Post by iambiguous »

iambiguous wrote:Elastic Selves in the Age of Enhancement
Susana Badiola wonders how technology will help us understand our selves.
As Ludwig Wittgenstein has made us aware, language can be misleading, presenting a common structure for very different uses. For example, ‘I have a computer’, ‘I have a dog’, ‘I have a dream’, and ‘I have a headache’ share a common structure, but my ‘ownership’ of my headache does not have the same sense as in the case of my computer.


Language can get particularly misleading when "I" is intent on pondering all the stuff that goes on in the mind that generates the "I" in the first place. Dogs and computers are things that are out in the world. You either have one or you don't. And, if you do, you are easily able to demonstrate this to others. The communication back and forth is rather clear and objective.

In a similar manner, the claim that ‘I have not been myself lately’ suggests there is a real way to be myself, and a false way, even when the only possible self seems to be the one of which we are aware.
Here again however a distinction can be made between being or not being yourself with regard to things which are able to be demonstrated. If one day you find out from the doctor that you have an inoperable brain tumor, or have contracted AIDS, "I" can well come to embody a very different perspective on life. Or if your beloved spouse or child was murdered, "I" too can then come to reflect on life emotionally and psychologically such that you are never quite the same again.

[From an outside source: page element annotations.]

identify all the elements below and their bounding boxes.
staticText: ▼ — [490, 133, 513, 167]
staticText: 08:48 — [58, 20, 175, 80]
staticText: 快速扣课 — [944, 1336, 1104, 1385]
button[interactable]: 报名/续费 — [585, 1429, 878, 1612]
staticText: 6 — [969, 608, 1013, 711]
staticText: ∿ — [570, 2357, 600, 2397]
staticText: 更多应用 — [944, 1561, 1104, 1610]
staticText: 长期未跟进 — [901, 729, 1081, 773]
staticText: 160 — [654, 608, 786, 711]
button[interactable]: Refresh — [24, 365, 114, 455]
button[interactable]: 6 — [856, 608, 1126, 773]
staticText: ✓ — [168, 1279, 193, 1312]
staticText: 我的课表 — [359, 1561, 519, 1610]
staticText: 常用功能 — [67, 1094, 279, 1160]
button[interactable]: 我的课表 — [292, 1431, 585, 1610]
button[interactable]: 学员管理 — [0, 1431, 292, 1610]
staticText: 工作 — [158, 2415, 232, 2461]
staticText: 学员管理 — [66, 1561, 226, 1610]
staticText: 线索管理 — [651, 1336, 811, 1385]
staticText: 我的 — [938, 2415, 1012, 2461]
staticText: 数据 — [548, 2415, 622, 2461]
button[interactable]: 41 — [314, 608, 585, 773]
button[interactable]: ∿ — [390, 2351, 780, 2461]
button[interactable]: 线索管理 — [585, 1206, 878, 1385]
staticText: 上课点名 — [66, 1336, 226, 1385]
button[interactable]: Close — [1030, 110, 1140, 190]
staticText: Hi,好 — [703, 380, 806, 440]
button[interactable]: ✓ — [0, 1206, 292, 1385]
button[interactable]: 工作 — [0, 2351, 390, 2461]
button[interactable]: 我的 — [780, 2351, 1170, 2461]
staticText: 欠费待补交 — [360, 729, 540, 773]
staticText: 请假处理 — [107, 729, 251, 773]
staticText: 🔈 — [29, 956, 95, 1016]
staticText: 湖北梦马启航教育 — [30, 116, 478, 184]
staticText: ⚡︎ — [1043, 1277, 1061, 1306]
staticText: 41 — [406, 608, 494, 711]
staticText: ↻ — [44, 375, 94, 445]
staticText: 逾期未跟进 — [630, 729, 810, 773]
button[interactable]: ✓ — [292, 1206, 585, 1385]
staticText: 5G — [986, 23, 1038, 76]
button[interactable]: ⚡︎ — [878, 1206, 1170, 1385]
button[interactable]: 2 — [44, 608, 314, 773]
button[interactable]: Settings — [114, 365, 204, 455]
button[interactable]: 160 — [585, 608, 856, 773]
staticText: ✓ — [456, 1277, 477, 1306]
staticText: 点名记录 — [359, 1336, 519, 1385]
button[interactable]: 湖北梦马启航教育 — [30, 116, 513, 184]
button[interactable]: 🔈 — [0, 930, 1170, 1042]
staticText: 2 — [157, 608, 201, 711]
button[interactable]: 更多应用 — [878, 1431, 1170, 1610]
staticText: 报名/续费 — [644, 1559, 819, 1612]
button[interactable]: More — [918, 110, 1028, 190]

But what is the true or the false way for one to embody a self with respect to conflicting goods? Interactions that garner particular reactions [good or bad] from others depending on the moral and political values that you embrace.
Philosophers such as Peter Hacker attempt to dissolve this muddle by clarifying conceptual confusions when discussing consciousness. For example, ‘I do not know what to think’ expresses not introspective deficiency, but the fact that I cannot make up my mind. And when I add ‘I think’, I’m not identifying a mental operation, but only specifying epistemic weight.
Yes, any particular "I" may not know what to think, but, depending on the context, there either is or is not a rational way in which to think about someone or something. You can't make up your mind but there are ways in which to show you what a rational mind is obligated to believe or know.

There are epistemological boundaries separating that which we can know for certain and that which we cannot.

And it is always the latter that is of most interest to me. Things that "I" can draw more or less informed and educated conclusions regarding...and things that appear to more in the nature of personal opinions.

And, in regard to our day-to-day interactions, what could possibly be a more crucial task for philosophers to take on?